Improving the PBS Pro Experience for NCAR HPC Users

Author: Brian Vanderwende

Abstract: For most HPC users, the jobs scheduling software is an integral component of the system, allowing access to the vast compute resources that distinguish a cluster from a workstation. A few workload managers are common in traditional scientific HPC (e.g., Slurm and PBS) with newer tools like Kubernetes also becoming more common. HPC users and administrators are often forced to adapt to a new scheduler upon procurement of the latest system, at which point they experience the strengths and limitations of the new tool.
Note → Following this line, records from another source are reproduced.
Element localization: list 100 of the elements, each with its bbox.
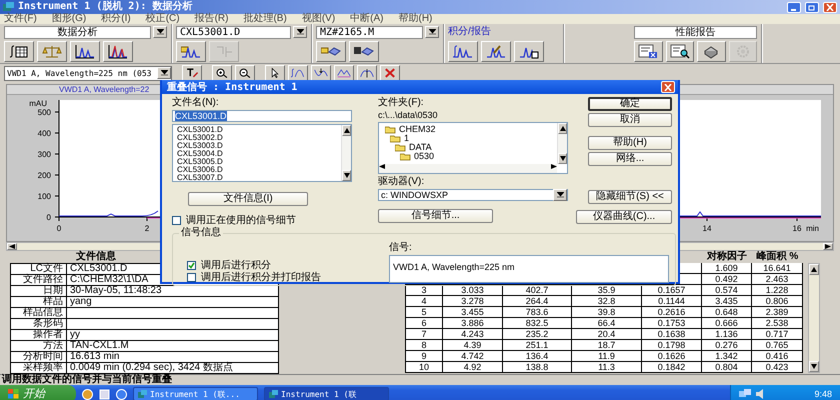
list-item[interactable]: CXL53004.D <box>177 150 337 158</box>
axis-unit: mAU <box>29 99 47 108</box>
dropdown-button[interactable] <box>425 26 439 38</box>
checkbox[interactable] <box>187 260 196 270</box>
toolbar-button[interactable] <box>4 41 34 62</box>
toolbar-button[interactable] <box>316 41 346 62</box>
toolbar-button[interactable] <box>265 65 285 81</box>
combo-box[interactable]: 数据分析 <box>4 26 151 38</box>
list-item[interactable]: CXL53001.D <box>177 126 337 134</box>
signal-select[interactable]: VWD1 A, Wavelength=225 nm (053 <box>4 66 172 80</box>
table-cell: 0.574 <box>702 285 752 296</box>
toolbar-button[interactable] <box>334 65 354 81</box>
toolbar-button[interactable] <box>634 41 662 62</box>
table-cell: 0.806 <box>752 296 803 307</box>
window-title: Instrument 1 (脱机 2): 数据分析 <box>18 1 194 12</box>
split-peak-icon <box>360 67 374 79</box>
dialog-button[interactable]: 仪器曲线(C)... <box>576 210 672 224</box>
signal-details-button[interactable]: 信号细节... <box>378 209 493 223</box>
dialog-button[interactable]: 取消 <box>588 113 672 127</box>
field-label: 文件夹(F): <box>378 97 425 108</box>
table-cell: yy <box>67 330 279 341</box>
list-item[interactable]: CXL53005.D <box>177 158 337 166</box>
menu-item[interactable]: 图形(G) <box>52 14 86 24</box>
table-cell: TAN-CXL1.M <box>67 341 279 352</box>
menu-item[interactable]: 中断(A) <box>350 14 384 24</box>
down-arrow-icon <box>560 156 566 161</box>
list-item[interactable]: CXL53007.D <box>177 174 337 182</box>
toolbar-button[interactable] <box>448 41 478 62</box>
checkbox-label: 调用正在使用的信号细节 <box>186 214 296 226</box>
restore-button[interactable] <box>805 2 819 12</box>
dialog-button[interactable]: 确定 <box>588 97 672 111</box>
start-button[interactable]: 开始 <box>0 385 76 400</box>
menu-item[interactable]: 校正(C) <box>146 14 180 24</box>
toolbar-button[interactable] <box>212 65 232 81</box>
toolbar-button[interactable] <box>697 41 726 62</box>
table-cell: 4.243 <box>443 329 503 340</box>
list-item[interactable]: CXL53002.D <box>177 134 337 142</box>
table-cell: 0.1798 <box>642 340 702 351</box>
tree-item[interactable]: 1 <box>390 134 551 143</box>
input-field[interactable]: CXL53001.D <box>172 110 352 122</box>
media-icon[interactable] <box>116 388 127 400</box>
toolbar-button[interactable] <box>288 65 308 81</box>
menu-item[interactable]: 帮助(H) <box>398 14 432 24</box>
toolbar-button[interactable] <box>357 65 377 81</box>
combo-box[interactable]: MZ#2165.M <box>316 26 423 38</box>
browser-icon[interactable] <box>82 388 93 400</box>
tree-item[interactable]: CHEM32 <box>385 125 551 134</box>
tree-item[interactable]: DATA <box>395 143 551 152</box>
checkbox[interactable] <box>172 216 181 224</box>
dialog-button[interactable]: 网络... <box>588 152 672 166</box>
toolbar-button[interactable] <box>481 41 511 62</box>
combo-box[interactable]: CXL53001.D <box>176 26 291 38</box>
table-cell: 264.4 <box>503 296 572 307</box>
scrollbar[interactable] <box>808 263 820 373</box>
table-cell: 0.717 <box>752 329 803 340</box>
dropdown-button[interactable] <box>293 26 307 38</box>
table-cell: 20.4 <box>572 329 642 340</box>
dropdown-button[interactable] <box>153 26 167 38</box>
toolbar-button[interactable] <box>70 41 100 62</box>
checkbox[interactable] <box>187 272 196 282</box>
menu-item[interactable]: 视图(V) <box>302 14 336 24</box>
file-info-button[interactable]: 文件信息(I) <box>188 192 308 206</box>
table-cell: 5 <box>405 307 443 318</box>
toolbar-button[interactable] <box>349 41 379 62</box>
column-header: 对称因子 <box>706 251 748 263</box>
taskbar-button[interactable]: Instrument 1 (联... <box>133 387 258 400</box>
toolbar-button[interactable] <box>514 41 544 62</box>
menu-item[interactable]: 报告(R) <box>194 14 228 24</box>
dialog-button[interactable]: 帮助(H) <box>588 136 672 150</box>
toolbar-button[interactable] <box>182 65 202 81</box>
table-cell: 10 <box>405 362 443 373</box>
toolbar-button[interactable] <box>176 41 206 62</box>
menu-item[interactable]: 文件(F) <box>4 14 37 24</box>
table-cell: 0.1657 <box>642 285 702 296</box>
toolbar-button[interactable] <box>103 41 133 62</box>
toolbar-button[interactable] <box>666 41 694 62</box>
drive-select[interactable]: c: WINDOWSXP <box>378 189 568 201</box>
taskbar-button[interactable]: Instrument 1 (联 <box>264 387 389 400</box>
up-arrow-icon <box>811 267 817 272</box>
menu-item[interactable]: 积分(I) <box>101 14 131 24</box>
desktop-icon[interactable] <box>99 388 110 400</box>
table-cell: 0.1638 <box>642 329 702 340</box>
toolbar-button[interactable] <box>311 65 331 81</box>
folder-chart-icon <box>181 44 201 59</box>
pen-peaks-icon <box>486 44 506 59</box>
list-item[interactable]: CXL53006.D <box>177 166 337 174</box>
close-button[interactable] <box>823 2 837 12</box>
menu-item[interactable]: 批处理(B) <box>243 14 287 24</box>
close-button[interactable] <box>661 81 675 93</box>
list-item[interactable]: CXL53003.D <box>177 142 337 150</box>
table-cell: 1.609 <box>702 263 752 274</box>
toolbar-button[interactable] <box>235 65 255 81</box>
table-cell: 0.1753 <box>642 318 702 329</box>
table-cell: 0.276 <box>702 340 752 351</box>
axis-tick-label: 14 <box>702 224 712 233</box>
table-cell: 4 <box>405 296 443 307</box>
tree-item[interactable]: 0530 <box>400 152 551 161</box>
minimize-button[interactable] <box>787 2 801 12</box>
wave-arrow-icon <box>314 67 328 79</box>
dialog-button[interactable]: 隐藏细节(S) << <box>588 190 672 204</box>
At NSF NCAR, our two main clusters - Derecho and Casper - both run PBS Pro, though we have used Slurm in the recent past as well. Compared to some of its competitors, PBS Pro’s user interface has notable deficiencies: users cannot query historical jobs beyond a few days, administrators cannot query relative job execution priorities, and some queries impose a serious performance impact on the PBS server. To mitigate these weak points, we have developed a number of tools including a cached qstat (job query tool), qhist (a historical record tool), and pbs_prio (a priority query tool).
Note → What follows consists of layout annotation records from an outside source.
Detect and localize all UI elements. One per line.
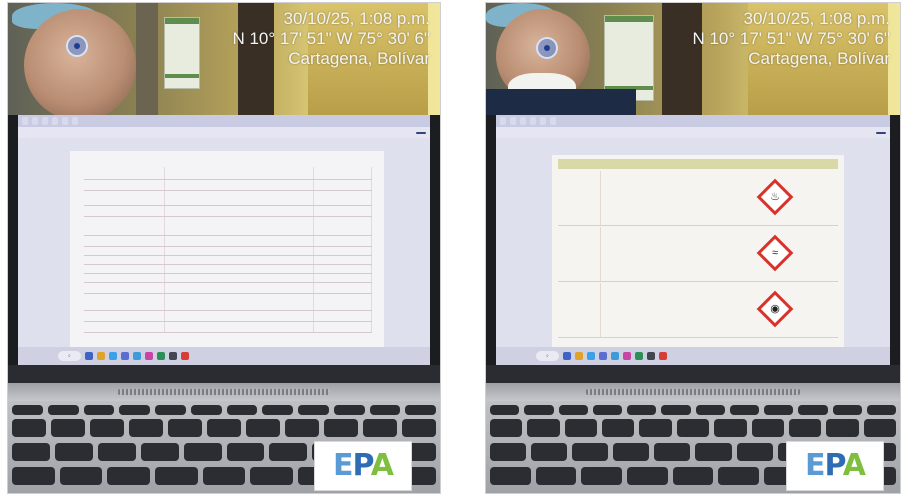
table-row xyxy=(84,311,372,322)
photo-left: 30/10/25, 1:08 p.m. N 10° 17' 51" W 75° … xyxy=(8,3,440,493)
room-scene: 30/10/25, 1:08 p.m. N 10° 17' 51" W 75° … xyxy=(8,3,440,115)
speaker-grille xyxy=(118,389,330,395)
search-icon: ⌕ xyxy=(58,351,81,361)
epa-logo: EPA xyxy=(314,441,412,491)
ghs-table-header xyxy=(558,159,838,169)
gps-overlay: 30/10/25, 1:08 p.m. N 10° 17' 51" W 75° … xyxy=(232,9,430,69)
taskbar: ⌕ xyxy=(496,347,890,365)
table-row xyxy=(84,256,372,265)
table-row xyxy=(84,294,372,311)
screen-bezel xyxy=(486,365,900,385)
coordinates: N 10° 17' 51" W 75° 30' 6" xyxy=(232,29,430,48)
doc-title xyxy=(70,151,384,156)
location: Cartagena, Bolívar xyxy=(748,49,890,68)
table-row xyxy=(84,217,372,236)
person-face xyxy=(24,9,136,115)
flame-hazard-icon: ♨ xyxy=(756,178,794,216)
browser-toolbar xyxy=(18,127,430,138)
camera-focus-icon xyxy=(66,35,88,57)
table-row xyxy=(84,274,372,283)
laptop-screen: ⌕ xyxy=(18,115,430,365)
table-row xyxy=(84,283,372,294)
taskbar: ⌕ xyxy=(18,347,430,365)
epa-logo-text: EPA xyxy=(333,448,394,483)
table-row xyxy=(84,265,372,274)
table-row xyxy=(84,236,372,247)
coordinates: N 10° 17' 51" W 75° 30' 6" xyxy=(692,29,890,48)
browser-toolbar xyxy=(496,127,890,138)
table-row xyxy=(84,247,372,256)
environment-hazard-icon: ≈ xyxy=(756,234,794,272)
ghs-row: ♨ xyxy=(558,171,838,226)
location: Cartagena, Bolívar xyxy=(288,49,430,68)
epa-logo-text: EPA xyxy=(805,448,866,483)
laptop-screen: ♨ ≈ ◉ ⌕ xyxy=(496,115,890,365)
ghs-row: ≈ xyxy=(558,227,838,282)
photo-right: 30/10/25, 1:08 p.m. N 10° 17' 51" W 75° … xyxy=(486,3,900,493)
speaker-grille xyxy=(586,389,800,395)
timestamp: 30/10/25, 1:08 p.m. xyxy=(283,9,431,28)
breadcrumb xyxy=(18,138,430,148)
browser-tabs xyxy=(18,115,430,127)
browser-tabs xyxy=(496,115,890,127)
gps-overlay: 30/10/25, 1:08 p.m. N 10° 17' 51" W 75° … xyxy=(692,9,890,69)
screen-bezel xyxy=(8,365,440,385)
timestamp: 30/10/25, 1:08 p.m. xyxy=(743,9,891,28)
epa-logo: EPA xyxy=(786,441,884,491)
table-row xyxy=(84,180,372,191)
ghs-table: ♨ ≈ ◉ xyxy=(552,155,844,347)
table-row xyxy=(84,322,372,333)
table-row xyxy=(84,191,372,206)
room-scene: 30/10/25, 1:08 p.m. N 10° 17' 51" W 75° … xyxy=(486,3,900,115)
camera-focus-icon xyxy=(536,37,558,59)
breadcrumb xyxy=(496,138,890,148)
document-table xyxy=(70,151,384,347)
search-icon: ⌕ xyxy=(536,351,559,361)
oxidizer-hazard-icon: ◉ xyxy=(756,290,794,328)
table-row xyxy=(84,206,372,217)
ghs-row: ◉ xyxy=(558,283,838,338)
In this notebook, we focus on the qhist utility as a case study, demonstrating recent efforts to modernize our PBS tooling. Such efforts include adding requested features, incorporating more modern Python programming practices, reducing program overhead, improving documentation, converting scripts into actual Python packages, using automated deployment, and adding regression testing.

Keywords: modernization, automation, packaging, Python, PBS, performance

Acknowledgements: The author would like to acknowledge testing and feature suggestions from colleagues in the HPC Consulting Services Group at NSF NCAR, as well as constructive feedback and bug reports from the NSF NCAR HPC user community as a whole.